Image 5.1: An MQ135 sensor module positioned against a background of industrial smoke stacks, symbolizing its application in detecting air pollutants. The image highlights the sensor's role in environmental monitoring.
Image 5.2: An MQ135 sensor module shown alongside a dense plume of dark smoke, visually representing the sensor's capability to detect smoke and other airborne contaminants.
6. Maintenance
The MQ135 sensor module is generally low-maintenance. However, consider the following for optimal performance and longevity:
- Keep Clean: Ensure the sensor's metal mesh housing is free from dust, dirt, and moisture. Avoid direct contact with liquids.
- Avoid Contaminants: Do not expose the sensor to high concentrations of corrosive gases or extreme temperatures for prolonged periods, as this can degrade the sensing element.
- Stable Environment: Operate the sensor in a stable environment within its specified temperature and humidity ranges (20°C ± 2°C; 65% ± 5%RH) to ensure consistent readings.

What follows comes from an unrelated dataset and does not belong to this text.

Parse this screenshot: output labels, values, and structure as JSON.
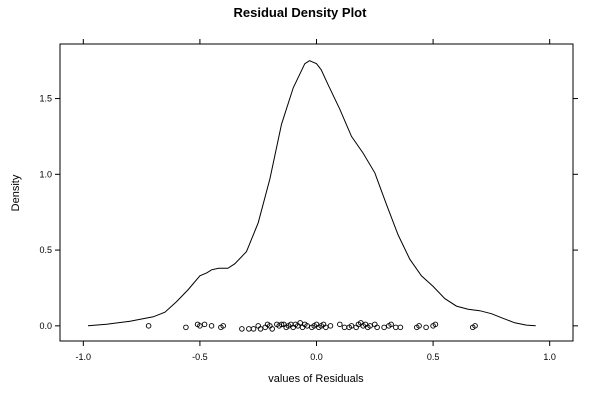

- Re-calibration: If the sensor is moved to a new environment or if readings become inconsistent over time, consider re-calibrating it.
7. Troubleshooting
| Issue | Possible Cause | Solution |
|---|---|---|
| Inaccurate or fluctuating readings | Insufficient preheating (burn-in period). Sensor not calibrated. Environmental interference. | Ensure the sensor has been powered for at least 48 hours. Perform calibration in a clean air environment and with known gas concentrations. Shield the sensor from drafts or sudden temperature changes. |
| No output from AO or DOUT pins | Incorrect wiring. No power to the module. Faulty module. | Verify all wiring connections (VCC, GND, AO, DOUT). Check power supply to the module. Test with a different module if available. |
| Digital output (DOUT) always high/low | Potentiometer setting incorrect. No gas detected/gas always present. | Adjust the onboard potentiometer to set the digital threshold. Ensure the sensor is exposed to the target gas for testing. |
| Sensor not responding to gas | Sensor element degradation. Incorrect gas type. | Ensure the sensor is designed to detect the specific gas. If the sensor is old or has been exposed to harsh conditions, it may need replacement. |
8. Safety Information
- This module is intended for experimental and hobbyist use. It should not be used as a primary safety device in critical applications where human life or significant property is at risk.
- Always ensure proper ventilation when working with gases, even in small quantities.
- Do not touch the sensor element directly, as oils from skin can affect its performance.
- Ensure power connections are correct to prevent damage to the module or connected devices.
9. Warranty and Support
For specific warranty information, please refer to the retailer or manufacturer's official website at the time of purchase. General technical support and community resources for Arduino and MQ-series sensors are widely available online.